TWELVETH:         Bylaws.
                  In furtherance and not in limitation of the powers conferred
                  by statute, the Board of Directors is expressly authorized to
                  make, alter or repeal the bylaws of the Corporation.

THIRTEENTH:       Amendment.
                  The Corporation reserves the right to amend, alter change or
                  repeal any provision contained in these Articles of
                  Incorporation, in the manner now or hereafter prescribed by
                  statute, and all rights conferred upon stockholders herein
                  are granted subject to this reservation.

I, Jean M. Sherett, the undersigned, for the purpose of forming a corporation under the laws of the State of Nevada, do make, file and record this certificate, and do certify that the facts herein stated are true and I have accordingly hereunto set my hand this 3rd day of March, 2003.

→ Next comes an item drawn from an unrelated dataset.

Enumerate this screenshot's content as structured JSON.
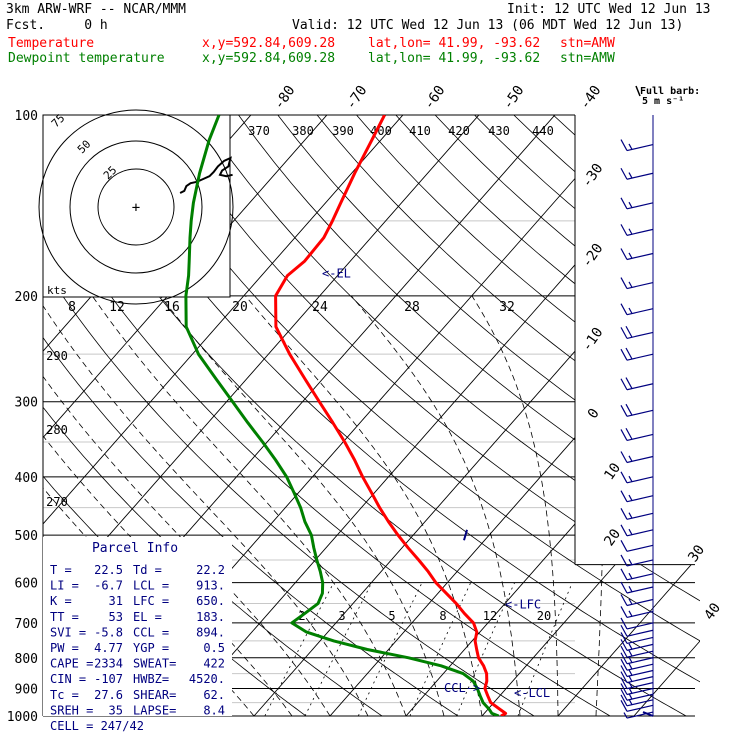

         /s/ Jean M. Sherett
         -----------------------
By:      Jean M. Sherett
         Incorporator

I hereby accept appointment as Resident Agent of Bio-Medical Automation, Inc., and do hereby affix my signature of acceptance on this 3rd day of March, 2003.

         /s/ Marc D. Moel
         -----------------------
By:      Marc D. Moel
         Assistant Secretary
For:     XL CORPORATE SERVICES, INC.